Как будто в средневековье попала, честное слово! Ну что за странный город и странные люди!
Я отвернулась и независимо продолжила путь к коттеджу, стараясь не прислушиваться к шепоткам и возгласам за спиной. Впрочем, заткнуть уши было невозможно, и я уловила что-то вроде: «Ведьме теперь не поздоровится», произнесенное глумливым мальчишеским голосом. Но еще меньше понравился ответ одного из родителей: «Эта столичная ведьма на нас всех беду навлечет, вот увидите!»
* * *
«Ничего, разберемся. Я заставлю себя уважать», мрачно пообещала я сама себе, захлопывая за спиной дверь коттеджа, но, правду говоря, я была рада остаться одной и не чувствовать лопатками настороженные взгляды.
Я с шумом выдохнула и с удовольствием огляделась. Я сразу привыкла к коттеджу и чувствовала в нем себя куда лучше, чем в роскошном столичном особняке дяди. Тут я сама себе хозяйка. Тут уютно, как в гнездышке. Предвкушаю длинные зимние вечера, когда поленья будут потрескивать в очаге, и горячий чай будет дымиться на столе, а я сяду вон в том кресле, закутавшись вон в тот клетчатый плед, буду греться у огня и читать книги при свете зеленого абажура.
Жизнь прекрасна!
Едва успела снять шляпку и вымыть руки, как в дверь поскреблись, а потом постучали. Не спрашивая, кто стоит на крыльце, я распахнула дверь и увидела белобрысую щекастую девушку в сером платье и белом переднике.

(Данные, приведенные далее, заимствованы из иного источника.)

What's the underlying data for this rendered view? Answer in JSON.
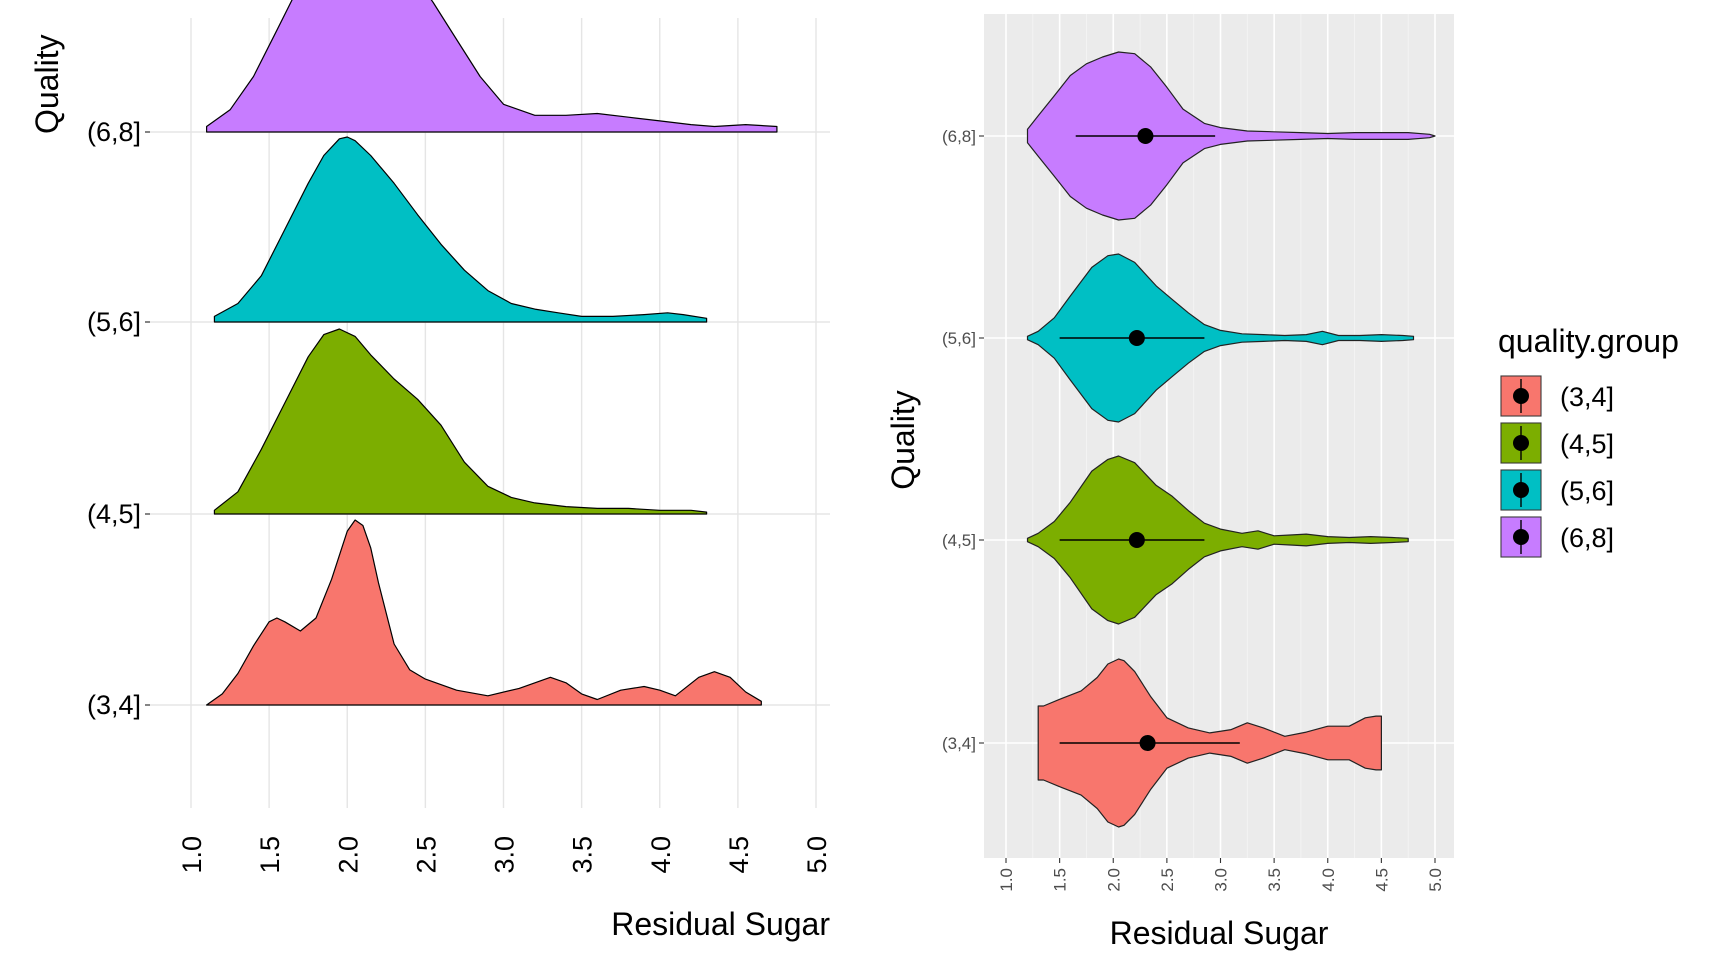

— Добрые день, госпожа Верден, — поздоровалась она, с любопытством охватывая взглядом сразу все: и мое шелковое платье, и туфли на каблуках, и щеголеватый жакет. — Меня зовут Ванда, я служу в трактире «Хмельная корова». Господин Степпель велел принести вам обед.
Она протянула покрытую льняной салфеткой корзину. На ручке болталась этикетка с изображением окосевшей буренки. Мысленно фыркнув над названием заведения и его гербом, я поставила корзину на стол, сдернула салфетку и вытащила два судка. В одном оказалась луковая похлебка, в другой — жареный цыпленок с горошком. Запахи от блюд шли умопомрачительные.
— Я могу доставлять вам обед и ужин каждый день, — сообщила Ванда.
— Сколько я должна? — спросила я неуверенно, втайне надеясь и опасаясь, что щедрость господина Роберваля распространяется и на учительский стол. С одной стороны, денег у меня в обрез. С другой, не хочется быть кругом зависимой от местного зазнайки-богатея.
— Три кронодора. Можно платить в конце месяца сразу за все.
Недешево, однако! Цены немногим ниже, чем в столичном ресторане. Почти половина жалованья уйдет на питание. Да и девушке надо заплатить.
Получив полкронодора, девица довольно заулыбалась, и я поняла, что переплатила.